Kacau! Siswa Tinggal di Jembrana Diterima Sekolah di Buleleng Berjarak 35 Km, Kok bisa?
- Dok. I Ketut Suastika/ VIVA Bali
Jembrana, VIVA Bali –Sistem Penerimaan Siswa Baru (SPMB) banyak dikeluhkan orang tua siswa, jelang sepekan masuk tahun ajaran baru yang direncanakan 21 Juli 2025 mendatang.
Di antaranya Nyoman yang mengaku SPMB tahun ini membuat dirinya bingung, hingga anaknya saat ini ngambek.
"Anak saya sekarang ngambek nggak mau sekolah karena diterima di sekolah yang jauh dari rumah. Sementara teman-temannya banyak diterima yang dekat dari rumah," katanya pada Bali.viva.co.id, Minggu, 13 Juli 2025.
Diungkapkan Nyoman, anaknya masuk SMA melalui tiga jalur, yakni domisili, nilai rapor dan jalur prestasi non akademik.
Jarak sekolah yang terdekat sekitar 3 kilometer justru tidak diterima, malah diterima di SMA Negeri yang berjarak sekitar 10 kilometer.
"Yang membuat semakin kecewa lagi, ada siswa yang memiliki nilai seleksi di bawah anak saya dan rumahnya lebih jauh malah diterima di sekolah deket rumah saya," ungkapnya.
Ternyata apa yang dikeluhkan Nyoman ini juga dialami puluhan orang tua di Jembrana atau bahkan di daerah lain.
Diungkapkan anggota DPRD Jembrana I Ketut Suastika yang mengaku kedatangan puluhan orang tua bersama anaknya dari Kecamatan Melaya dan Negara di rumahnya.
"Sistem penerimaan siswa baru kali ini menimbulkan masalah yang luar biasa. Ada warga di satu wilayah dan desa bertetangga dengan sekolah terdekat justru tidak diterima," kata Suastika dalam video yang diterima Bali.viva.co.id. Minggu, 13 Juli 2025.
Yang membuat Suastika lebih kaget lagi, ada siswa yang tinggal di Jembrana diterima di SMA Negeri 2 Gerokgak, Buleleng berjarak sekitar 35 kilometer dari rumahnya.

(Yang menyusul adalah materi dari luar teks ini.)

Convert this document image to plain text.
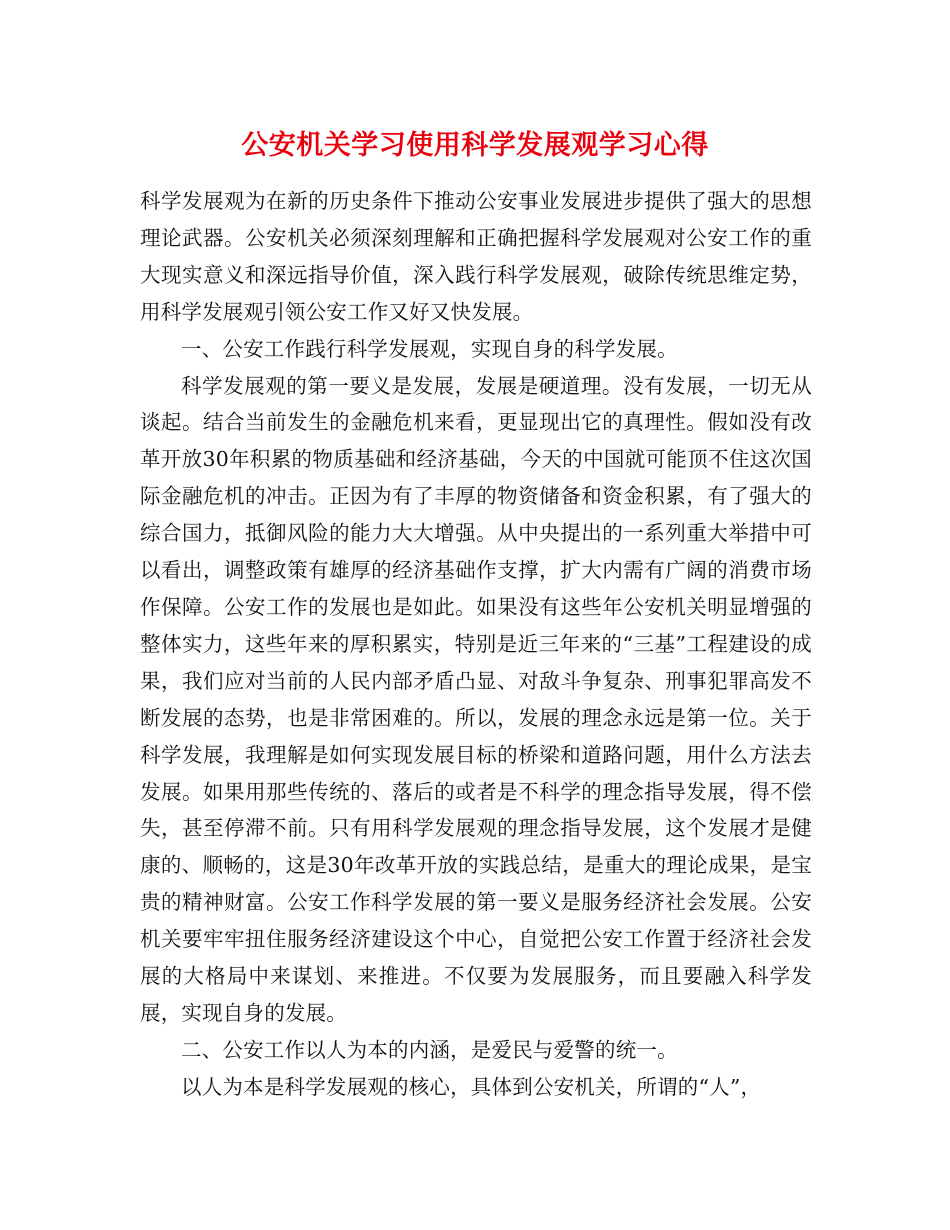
公安机关学习使用科学发展观学习心得

科学发展观为在新的历史条件下推动公安事业发展进步提供了强大的思想理论武器。公安机关必须深刻理解和正确把握科学发展观对公安工作的重大现实意义和深远指导价值，深入践行科学发展观，破除传统思维定势，用科学发展观引领公安工作又好又快发展。

一、公安工作践行科学发展观，实现自身的科学发展。

科学发展观的第一要义是发展，发展是硬道理。没有发展，一切无从谈起。结合当前发生的金融危机来看，更显现出它的真理性。假如没有改革开放30年积累的物质基础和经济基础，今天的中国就可能顶不住这次国际金融危机的冲击。正因为有了丰厚的物资储备和资金积累，有了强大的综合国力，抵御风险的能力大大增强。从中央提出的一系列重大举措中可以看出，调整政策有雄厚的经济基础作支撑，扩大内需有广阔的消费市场作保障。公安工作的发展也是如此。如果没有这些年公安机关明显增强的整体实力，这些年来的厚积累实，特别是近三年来的“三基”工程建设的成果，我们应对当前的人民内部矛盾凸显、对敌斗争复杂、刑事犯罪高发不断发展的态势，也是非常困难的。所以，发展的理念永远是第一位。关于科学发展，我理解是如何实现发展目标的桥梁和道路问题，用什么方法去发展。如果用那些传统的、落后的或者是不科学的理念指导发展，得不偿失，甚至停滞不前。只有用科学发展观的理念指导发展，这个发展才是健康的、顺畅的，这是30年改革开放的实践总结，是重大的理论成果，是宝贵的精神财富。公安工作科学发展的第一要义是服务经济社会发展。公安机关要牢牢扭住服务经济建设这个中心，自觉把公安工作置于经济社会发展的大格局中来谋划、来推进。不仅要为发展服务，而且要融入科学发展，实现自身的发展。

二、公安工作以人为本的内涵，是爱民与爱警的统一。

以人为本是科学发展观的核心，具体到公安机关，所谓的“人”，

"Ini tentu menjadi masalah besar tak hanya untuk siswa tapi juga orang tua, mereka tidak mungkin mengantar setiap hari karena harus bekerja. Kendala lain tidak ada angkutan ke sekolah itu yang berangkat sepagi itu, karena mereka harus berangkat jam 4 pagi," papar Suastika lagi.
Bahkan ada siswa yang tinggal di Desa Tukadaya diterima di SMA Negeri 2 Gerokgak jaraknya lebih jauh lagi, yakni 50 kilometer.
"Penerimaan siswa tahun ini perlu diperbarui dan disempurnakan. Tolong untuk pemangku kebijakan dapat mengakomodir mereka," kata Suastika.
Dengan sistem ini mereka menolak untuk daftar ulang sehingga mengancam angka putus sekolah.
"Kalau sampai ini terjadi tentu pemerintah telah melanggar Undang-Undang tentang pendidikan dasar. Jangan sampai anak-anak tidak melanjutkan sekolah karena kondisi sistem penerimaan siswa yang amburadul," jelasnya.
Harapannya pemerintah segera mencarikan solusi jangka pendek, apakah menambah ruang kelas atau memberikan fasilitas angkutan gratis untuk anak-anak yang diterima sekolah jauh.